Wednesday, January 18, 2012
Eyes Hurt, Skin Hurts, Tongue to Big for Mouth
The moment I realised I was about to come down with some kind of plague wasn't when my sister-in-law lost her voice over Christmas, it wasn't when father became more woolly minded than usual around two weeks later, it wasn't even when mother virtually hacked up and lung whilst we were catching up with the exploits of Sherlock...no, the moment I realised my future was the joys of every piece of food tasting like cardboard, a continuous swarm of mosquitoes in my head, both shivering and sweating at the same time and the mucus...for the love of God, the mucus...yes that moment was when the various folk sharing the same carriage as I last week seemed intent on superfluously spreading every infected molecule across the train in a world where obviously the humble tissue had never been invented.

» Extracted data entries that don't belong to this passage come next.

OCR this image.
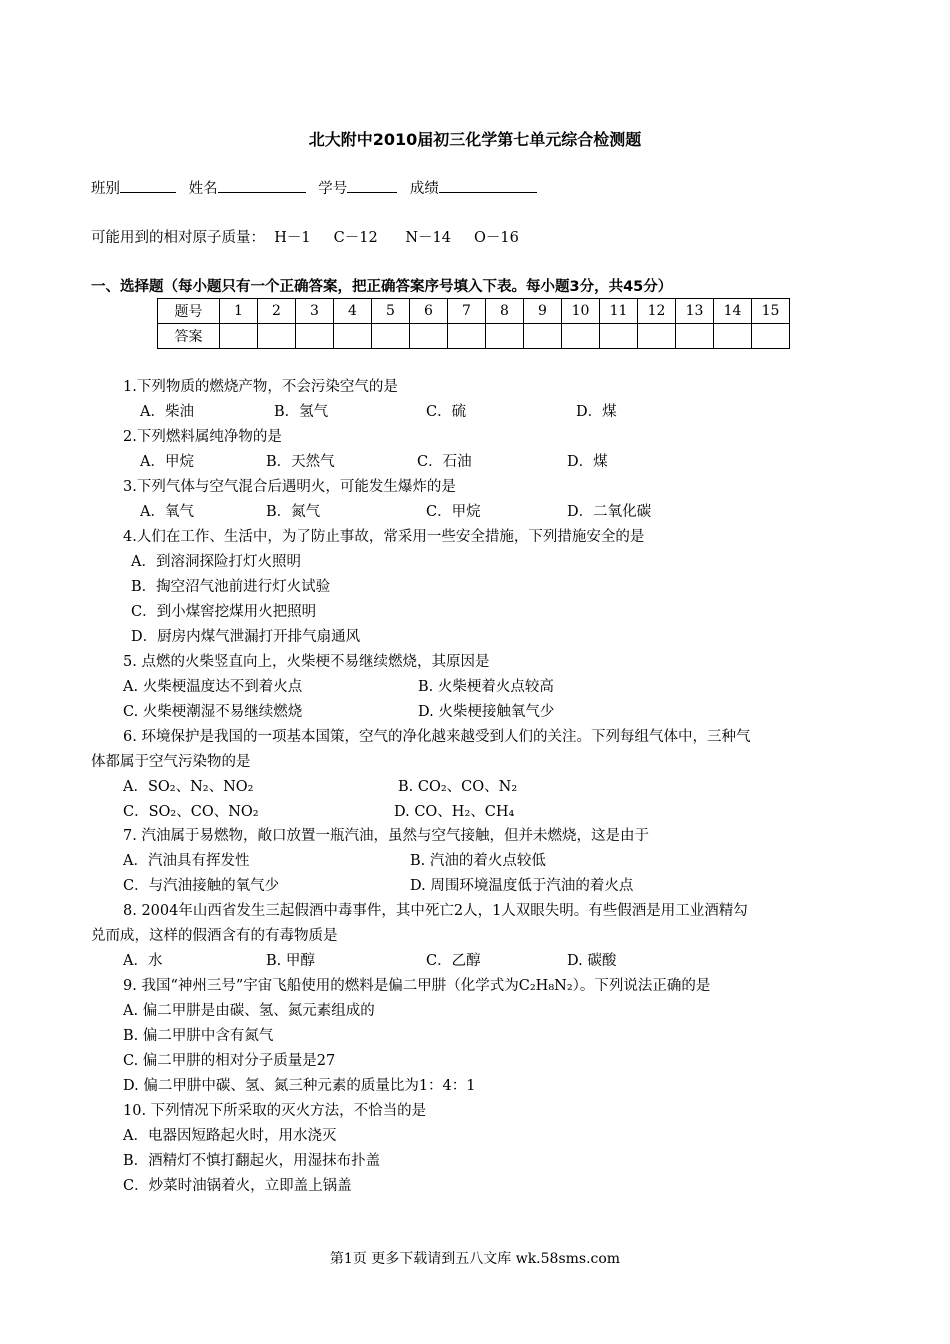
北大附中2010届初三化学第七单元综合检测题
班别	姓名	学号	成绩
可能用到的相对原子质量：  H－1     C－12      N－14     O－16
一、选择题（每小题只有一个正确答案，把正确答案序号填入下表。每小题3分，共45分）
题号	1	2	3	4	5	6	7	8	9	10	11	12	13	14	15
答案															
1.下列物质的燃烧产物，不会污染空气的是
A．柴油	B．氢气	C．硫	D．煤
2.下列燃料属纯净物的是
A．甲烷	B．天然气	C．石油	D．煤
3.下列气体与空气混合后遇明火，可能发生爆炸的是
A．氧气	B．氮气	C．甲烷	D．二氧化碳
4.人们在工作、生活中，为了防止事故，常采用一些安全措施，下列措施安全的是
A．到溶洞探险打灯火照明
B．掏空沼气池前进行灯火试验
C．到小煤窖挖煤用火把照明
D．厨房内煤气泄漏打开排气扇通风
5. 点燃的火柴竖直向上，火柴梗不易继续燃烧，其原因是
A. 火柴梗温度达不到着火点	B. 火柴梗着火点较高
C. 火柴梗潮湿不易继续燃烧	D. 火柴梗接触氧气少
6. 环境保护是我国的一项基本国策，空气的净化越来越受到人们的关注。下列每组气体中，三种气
体都属于空气污染物的是
A．SO₂、N₂、NO₂	B. CO₂、CO、N₂
C．SO₂、CO、NO₂	D. CO、H₂、CH₄
7. 汽油属于易燃物，敞口放置一瓶汽油，虽然与空气接触，但并未燃烧，这是由于
A．汽油具有挥发性	B. 汽油的着火点较低
C．与汽油接触的氧气少	D. 周围环境温度低于汽油的着火点
8. 2004年山西省发生三起假酒中毒事件，其中死亡2人，1人双眼失明。有些假酒是用工业酒精勾
兑而成，这样的假酒含有的有毒物质是
A．水	B. 甲醇	C．乙醇	D. 碳酸
9. 我国“神州三号”宇宙飞船使用的燃料是偏二甲肼（化学式为C₂H₈N₂）。下列说法正确的是
A. 偏二甲肼是由碳、氢、氮元素组成的
B. 偏二甲肼中含有氮气
C. 偏二甲肼的相对分子质量是27
D. 偏二甲肼中碳、氢、氮三种元素的质量比为1：4：1
10. 下列情况下所采取的灭火方法，不恰当的是
A．电器因短路起火时，用水浇灭
B．酒精灯不慎打翻起火，用湿抹布扑盖
C．炒菜时油锅着火，立即盖上锅盖
第1页 更多下载请到五八文库 wk.58sms.com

Why use such devices when you can sneeze spittle half the length of the carriage, cough phlegm onto the back of the seat in front or even wipe mucus onto seat coverings...obviously more absorbent than a man size Kleenex...and then touch the 'open door' button the stop before mine. And so I shall wrap myself in my duvet as my nose turns a lovely shade of raw red and my lungs test whether a cough or sneeze works as well as regular breathing techniques....And I may or may not watch my entire collection of Harry Potter films in a hallucinogenic haze.